Is anyone familiar with a CV-writing firm, or other resources that could help me transform my professional American resume?

Many thanks!


----------



## bom dia lisbon (Aug 8, 2013)

If you need it to be in Portuguese, then you'll have to get someone to prepare it for you. Otherwise, in English, I find that I can use my "American" resume, with the addition of a photo. European CVs often include personal data such as date of birth, but it's up to you if you want to include that. I do find that a photo helps though  If you want an official euro CV format, look here: https://europass.cedefop.europa.eu/en/documents


----------



## _shel (Mar 2, 2014)

Thats funny because I always thought the inclusion of photos was an Asian thing? You wouldn't find it in the UK at all.


----------



## bom dia lisbon (Aug 8, 2013)

What can I say, it has worked for me. I guess they're impressed to see that I have beauty in addition to brains! 
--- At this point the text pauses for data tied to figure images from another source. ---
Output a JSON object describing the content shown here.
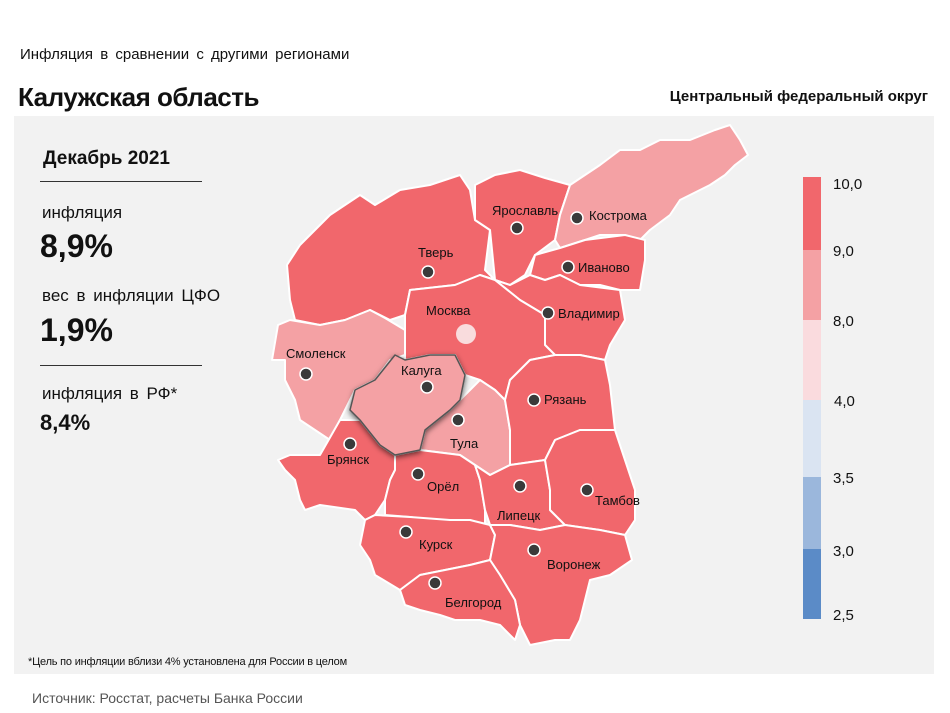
{
  "header": {
    "subtitle": "Инфляция  в сравнении  с другими  регионами",
    "title": "Калужская область",
    "district": "Центральный федеральный округ"
  },
  "info": {
    "period": "Декабрь 2021",
    "inflation_label": "инфляция",
    "inflation_value": "8,9%",
    "weight_label": "вес в инфляции  ЦФО",
    "weight_value": "1,9%",
    "rf_label": "инфляция  в РФ*",
    "rf_value": "8,4%"
  },
  "colors": {
    "band_9_10": "#f1676c",
    "band_8_9": "#f4a1a4",
    "band_4_8": "#fadbde",
    "band_35_4": "#dae4f2",
    "band_3_35": "#9bb7dc",
    "band_25_3": "#5b8bc7",
    "moscow_dot": "#f9dcdd"
  },
  "legend": {
    "ticks": [
      "10,0",
      "9,0",
      "8,0",
      "4,0",
      "3,5",
      "3,0",
      "2,5"
    ]
  },
  "map": {
    "regions": [
      {
        "city": "Тверь",
        "band": "9-10"
      },
      {
        "city": "Ярославль",
        "band": "9-10"
      },
      {
        "city": "Кострома",
        "band": "8-9"
      },
      {
        "city": "Иваново",
        "band": "9-10"
      },
      {
        "city": "Владимир",
        "band": "9-10"
      },
      {
        "city": "Москва",
        "band": "9-10"
      },
      {
        "city": "Смоленск",
        "band": "8-9"
      },
      {
        "city": "Калуга",
        "band": "8-9"
      },
      {
        "city": "Тула",
        "band": "8-9"
      },
      {
        "city": "Рязань",
        "band": "9-10"
      },
      {
        "city": "Брянск",
        "band": "9-10"
      },
      {
        "city": "Орёл",
        "band": "9-10"
      },
      {
        "city": "Липецк",
        "band": "9-10"
      },
      {
        "city": "Тамбов",
        "band": "9-10"
      },
      {
        "city": "Курск",
        "band": "9-10"
      },
      {
        "city": "Воронеж",
        "band": "9-10"
      },
      {
        "city": "Белгород",
        "band": "9-10"
      }
    ]
  },
  "footnote": "*Цель по инфляции вблизи 4% установлена для России в целом",
  "source": "Источник: Росстат, расчеты Банка России"
}
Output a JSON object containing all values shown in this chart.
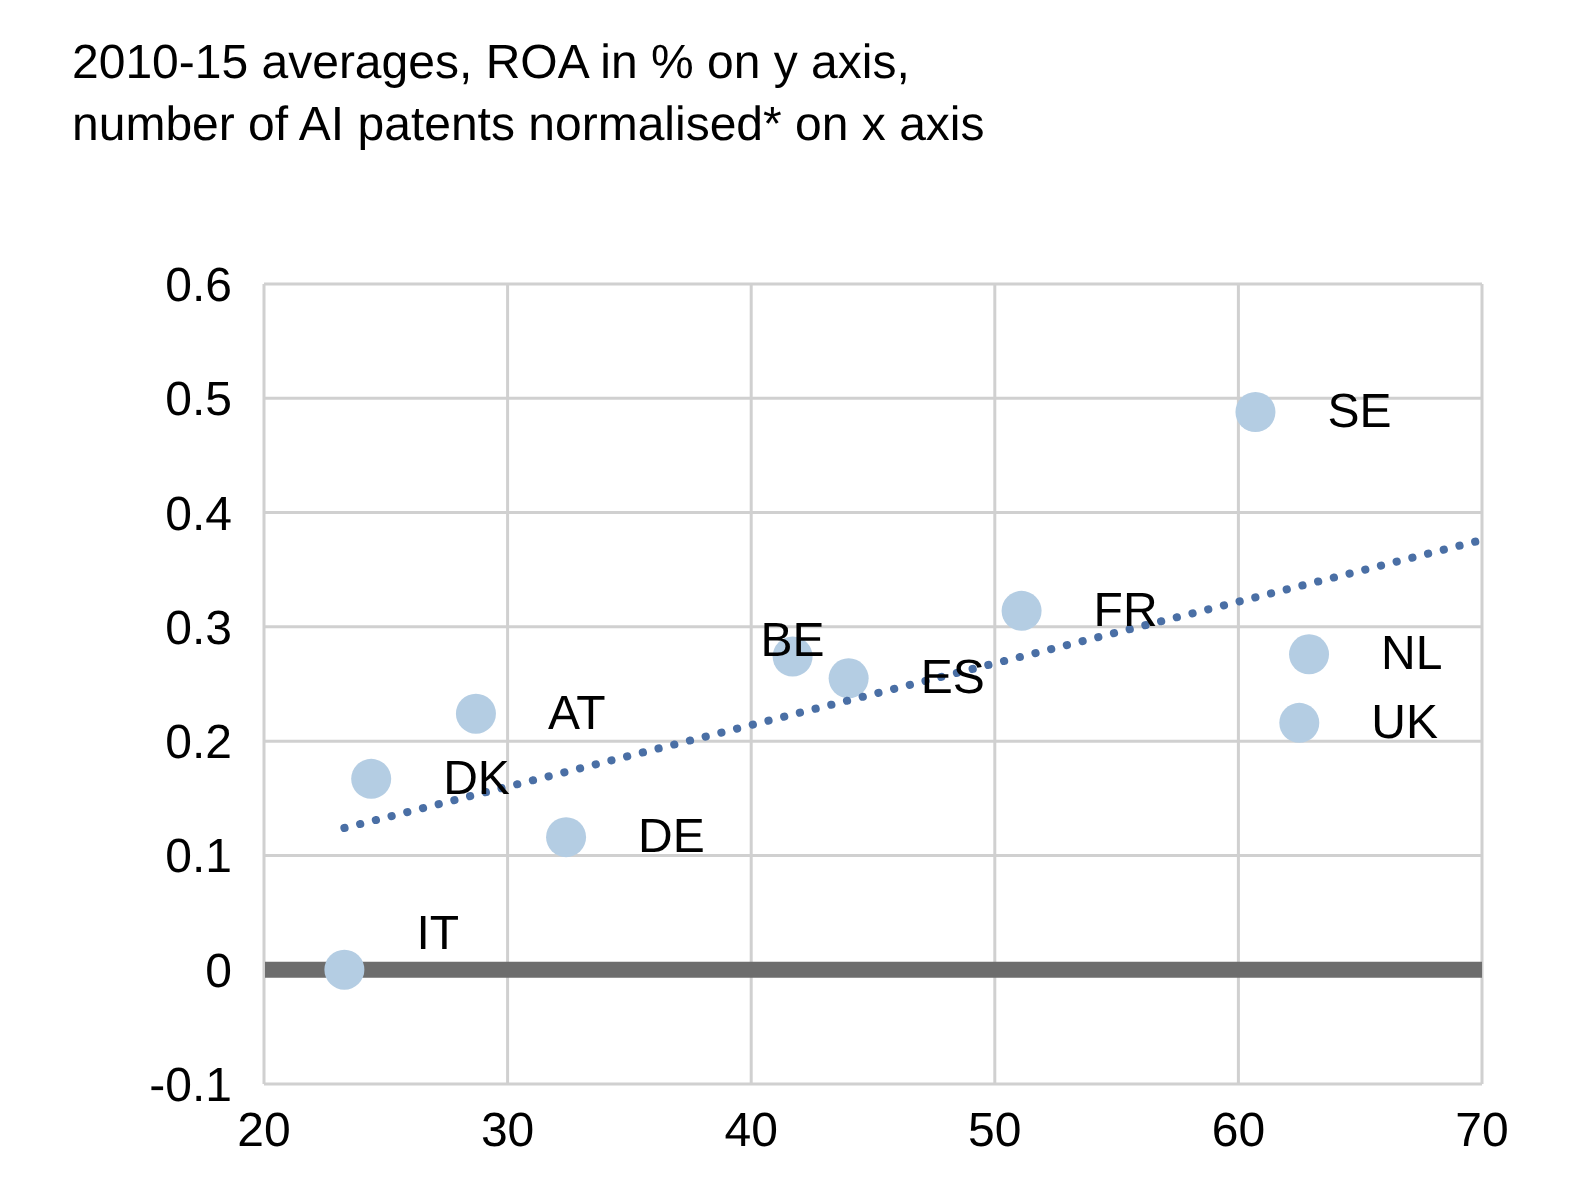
{
  "chart_data": {
    "type": "scatter",
    "title": "2010-15 averages, ROA in % on y axis,\nnumber of AI patents normalised* on x axis",
    "series": [
      {
        "marker": "circle",
        "color": "#b4cde3",
        "x": [
          23.3,
          24.4,
          28.7,
          32.4,
          41.7,
          44.0,
          51.1,
          60.7,
          62.9,
          62.5
        ],
        "values": [
          0.0,
          0.167,
          0.224,
          0.116,
          0.274,
          0.255,
          0.314,
          0.488,
          0.276,
          0.216
        ]
      },
      {
        "type": "line",
        "color": "#4a6fa5",
        "line_style": "dotted",
        "x": [
          23.3,
          70
        ],
        "values": [
          0.124,
          0.376
        ]
      }
    ],
    "annotations": [
      {
        "text": "IT",
        "x": 23.3,
        "y": 0.0
      },
      {
        "text": "DK",
        "x": 24.4,
        "y": 0.167
      },
      {
        "text": "AT",
        "x": 28.7,
        "y": 0.224
      },
      {
        "text": "DE",
        "x": 32.4,
        "y": 0.116
      },
      {
        "text": "BE",
        "x": 41.7,
        "y": 0.274
      },
      {
        "text": "ES",
        "x": 44.0,
        "y": 0.255
      },
      {
        "text": "FR",
        "x": 51.1,
        "y": 0.314
      },
      {
        "text": "SE",
        "x": 60.7,
        "y": 0.488
      },
      {
        "text": "NL",
        "x": 62.9,
        "y": 0.276
      },
      {
        "text": "UK",
        "x": 62.5,
        "y": 0.216
      }
    ],
    "ref_lines": [
      {
        "axis": "y",
        "value": 0,
        "color": "#6d6d6d"
      }
    ],
    "xlim": [
      20,
      70
    ],
    "xticks": [
      20,
      30,
      40,
      50,
      60,
      70
    ],
    "ylim": [
      -0.1,
      0.6
    ],
    "yticks": [
      -0.1,
      0,
      0.1,
      0.2,
      0.3,
      0.4,
      0.5,
      0.6
    ],
    "grid": true
  }
}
But seriously, if you scan the want ads, you will find that a good number read "envie CV com fotografia."


----------



## _shel (Mar 2, 2014)

So if ugly, leave it off


----------



## paramonte (Sep 9, 2007)

there is an european style cv form to fill everywhere in the internet. However is is often criticized for the order of the items: academic degress coma below in the kist, and at least for the average pt taste, should come right after the holder´s ID.


----------